I find some company management teams – decision makers (strategists) may not consistently act rationally about the intangible assets they have in play. No surprise, uh, especially how and why they frame particular business issues, challenges, and objectives the way they do, again, when IA’s are in play. Intellectual, relationship, and structural capital are not quite akin to rocket science!
Richard Thaler, Professor of Behavioral Science and Economics, Booth School of Business (The University of Chicago) was notified one week ago (on Monday, October 9th) that he had won the 2017 Nobel Prize in economics. Professor Thaler, long known for his study of the first sentence above, writes David Brooks, OpEd columnist for the New York Times, that ultimately lead to this prestigious award.
Does the notion that ‘people don’t always behave rationally, at least partially explain…why the universal economic fact that 80+% of most company’s value, sources of revenue, competitiveness, reputation, and sustainability, etc., lie in – emerge directly from intangible assets is routinely overlooked and/or dismissed. Unfortunately, a company’s intangible assets surface independently, largely absent action, stewardship, or oversight by boards, management teams, and/or investors?
Having served in academia for 20+ years, I understand and respect the many years of research, thought, and work that professor Thaler was consistently engaged would culminate in being awarded a Nobel Prize. Well deserved! Bravo! Truth-be-told however, I have never felt his thesis especially revelatory to the business side, particularly in the realm of intangible assets. Instead and unfortunately, it may be more common; people don’t always behave rationally, at least with a desired consistency. After all, says Heather Long (economics contributor to Wonkblog), ‘an American professor won a Nobel Prize in economics for trying to understand bad human behavior’.
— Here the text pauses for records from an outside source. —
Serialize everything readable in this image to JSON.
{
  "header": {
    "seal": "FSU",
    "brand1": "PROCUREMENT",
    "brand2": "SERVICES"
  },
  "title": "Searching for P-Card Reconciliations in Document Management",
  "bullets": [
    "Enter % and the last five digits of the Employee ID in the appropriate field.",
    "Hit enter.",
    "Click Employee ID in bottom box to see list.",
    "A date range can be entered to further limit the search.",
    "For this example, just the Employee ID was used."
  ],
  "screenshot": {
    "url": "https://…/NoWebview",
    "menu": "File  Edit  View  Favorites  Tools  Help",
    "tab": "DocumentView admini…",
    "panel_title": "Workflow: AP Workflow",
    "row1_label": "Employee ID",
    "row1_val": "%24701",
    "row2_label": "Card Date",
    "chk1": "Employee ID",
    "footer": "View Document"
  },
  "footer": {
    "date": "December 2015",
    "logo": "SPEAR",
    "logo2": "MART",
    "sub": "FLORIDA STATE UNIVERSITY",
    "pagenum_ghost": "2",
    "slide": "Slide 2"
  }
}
The Nobel committee also praised Thaler for trying to “nudge” people and companies to make better decisions. But who, right-mindedly, would want someone leading any organization which they were literally or figuratively invested, to do otherwise? One need only to review business news over the previous ten days in October 2017, to see multiple examples of CEO’s, founders, boards, and c-suites acting, as Thaler describes, in systematically irrational ways, not once, but, consistently, and for extended periods of time.
Thaler is routinely cast as one of the leading experts insofar as identifying linkages between psychology and economics. Through thought and analysis, provide unpretentious insight and relevance about how – why humans make decisions, especially bad decisions.
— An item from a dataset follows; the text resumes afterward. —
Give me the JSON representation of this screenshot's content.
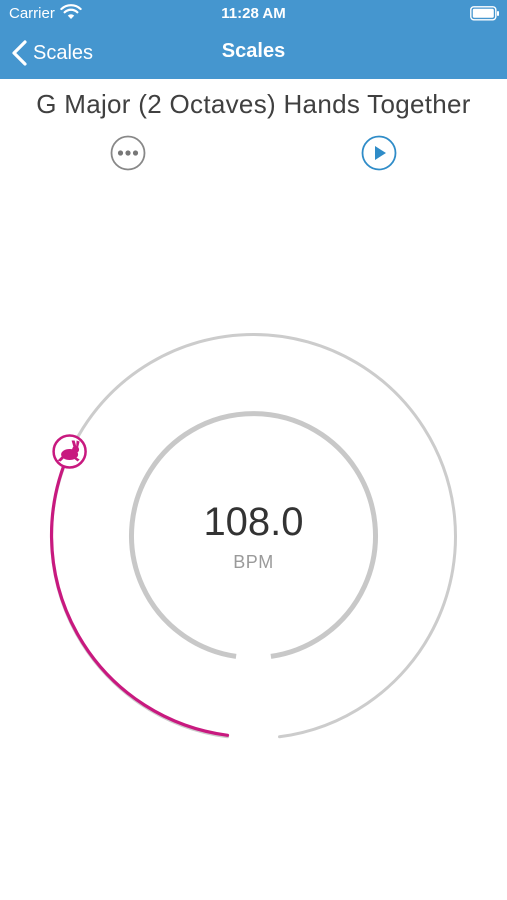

It’s perfectly plausible that Thaler’s thesis underlies the challenges about company management teams executing on their intangible assets? After all, it is a universal economic fact that 80+% of most company’s value, sources of revenue, competitiveness, reputation, and sustainability, etc., lie in – emerge directly from intangible assets. Rationally, one could assume then, respectfully introducing intangible assets to a company’s investors, board, and management team would prompt – justify immediate and favorable inquiries and actions to exploit and ensure their intellectual, structural, and relationship capital was being maximized.
A particularly relevant and important product of Thaler’s research and work for me…is that we now know a lot more about biases, inconsistencies, and variances that affect – distort people’s perceptions and thinking insofar as (their) decision making. Two such examples of this are what Thaler refers to as the…
• endowment effect, i.e., once one owns something, they may be inclined to value it more than before they owned it, or
• mental accounting, i.e., that occurs when one thinks about a dollar they have in their pocket differently than the dollar(s) they may have in a saving account in a bank.
Before Thaler, and others, began merging economics with psychology to learn more about human decision making…most economists assumed it was sufficient to proceed as if people are, for the most part, consistently rational (decision makers) and utility-maximizers. But now, largely due to Thaler’s work in behavioral economics, which most agree he started, there is insight that that assumption does not explain the adverse realities of consistently poor decision-making. By his own admission, Thaler recognizes his work only scratches the surface in terms of explaining people’s irrationality.
Thaler believes a lot of one’s thinking is related to bonding, not necessarily truth-seeking. A percentage of people are quite willing to think or say most anything which they believe will contribute to being liked by the group which they wish to be associated or identify. And, some are willing to disparage those who, as Marilynne Robinson (an American novelist, essayist, and 1995 Pulitzer Prize winner for fiction) once put it, “the reward is the pleasure of sharing an attitude one knows is socially approved.”
“We tend always to substitute emotions for thoughts, and go with whatever idea makes us feel popular”, especially when we don’t understand a subject well enough, suggests David Brooks through the words of T. S. Eliot, Those who practice this, which I suspect are many, their intellectual capital will carry less value and less influence, at least through my lens.
‘we Americans eat too much, take on too much debt, save too little, and put off doing anything mildly unpleasant as long as possible”. Richard Thaler, New York Times op-ed, 2011.
A Richard Thaler mantra, ‘if you want to get people to do something, make it easy’.